Мы с леди Темплтон договорились встретиться в час ночи. Она заверила меня, что всё равно страдает бессонницей, так что это для неё совершенно не поздно, а очень даже рано. Вообще-то, по правилам посреди холла третьего этажа, где находились спальни учениц, должна была сидеть за столом дежурная тётушка. Но она сама предпочитала потихоньку дремать до утра в маленькой каморке, так что проблем с тем, как бы мне улизнуть среди ночи, не должно было возникнуть.

Я больше опасалась того, что разбужу Аврору. Каково же было моё удивление, когда около полуночи она встала и куда-то смылась из комнаты! Всё это время я наглым образом изображала спящую, накрывшись с головой одеялом, и её, судя по всему, убедила моя игра.

Вот это сюрприз! В тихом омуте… Я, разумеется, не собиралась сдавать соседку ни Джиневре, ни кому-то ещё, но была поражена. Конечно, мужской и женский корпуса сообщались коридором на первом этаже, ведь у нас даже некоторые занятия проходили совместно, вроде танцев… Но вот так в открытую отправляться на ночные свидания! Будет грандиозный скандал, если Аврору поймают. Оставалось надеяться, что меня саму не заподозрят в чём-то подобном, а старая леди, если что, прикроет.

Я откинула одеяло и выбралась из постели – уже была в уличном платье и туфлях, чтобы не шуршать и не шуметь, ведь предполагалось, что Аврора будет чутко спать невинным сном в своей кровати у противоположной стены. Ага, как бы не так!

Коридор за дверью встретил прохладой и ночными загадочными тенями. Да уж – это не магическое освещение Замка ледяной розы, тут со свечами особо не разгуляешься! Я двигалась почти наощупь, благо заблудиться было сложно, а за эти месяцы я выучила планировку главного корпуса как свои пять пальцев.

На втором, учебном, этаже, пустующем и погрустневшем без своих говорливых учениц, меня перехватила старая леди, тепло одетая, несмотря на майскую ночь. Я порадовалась её предусмотрительности – не хотелось бы, чтобы мой ангел-хранитель подхватила из-за меня простуду или на следующий день её скрутил бы приступ подагры.
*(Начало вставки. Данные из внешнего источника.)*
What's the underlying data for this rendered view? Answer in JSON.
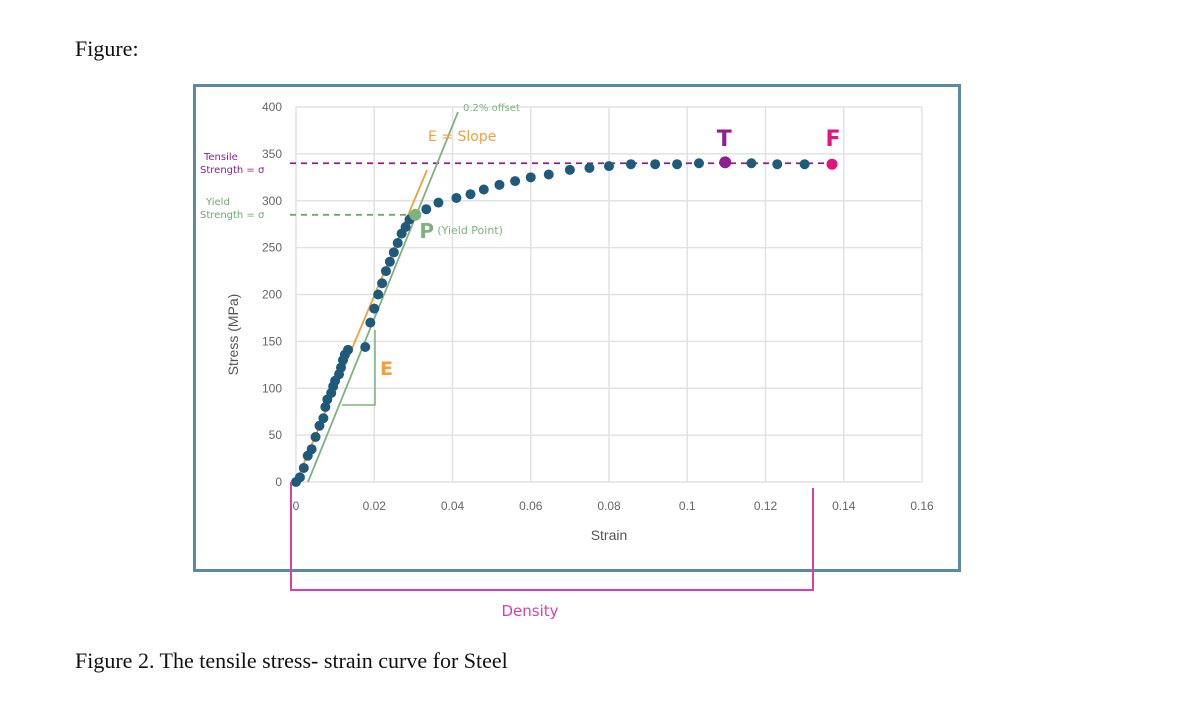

Впрочем, когда я увидела, как у неё горят глаза, поняла, что она сейчас чувствует себя помолодевшей лет на пятьдесят, и никакая подагра ей в ближайшее время не грозит. Странно, но в нашей компании заговорщиков я себя вдруг почувствовала старшей. И на секунду стало страшно от навалившейся ответственности. Это же у меня магия! Подразумевается, что я знаю, что делать. А я понятия не имею и ужасно боюсь ошибиться.

Мы молча прошли по всему этажу, мимо длинных рядов запертых дверей, и там леди Темплтон отворила крайнюю слева, которую я всегда считала дверью в обычную аудиторию. А там оказался узкий коридор без окон, весь пропахший пылью и побелкой, который уводил куда-то в перпендикулярном направлении. Хорошо, что моя провожатая предусмотрительно захватила с собой масляную лампу, потому что тут и там попадались какие-то старые щётки, кисти, вёдра, куски облетевшей со стен краски и тому подобная строительная дребедень. Ночью и без света здесь можно было запросто подвернуть ногу или свернуть шею – кому как повезёт.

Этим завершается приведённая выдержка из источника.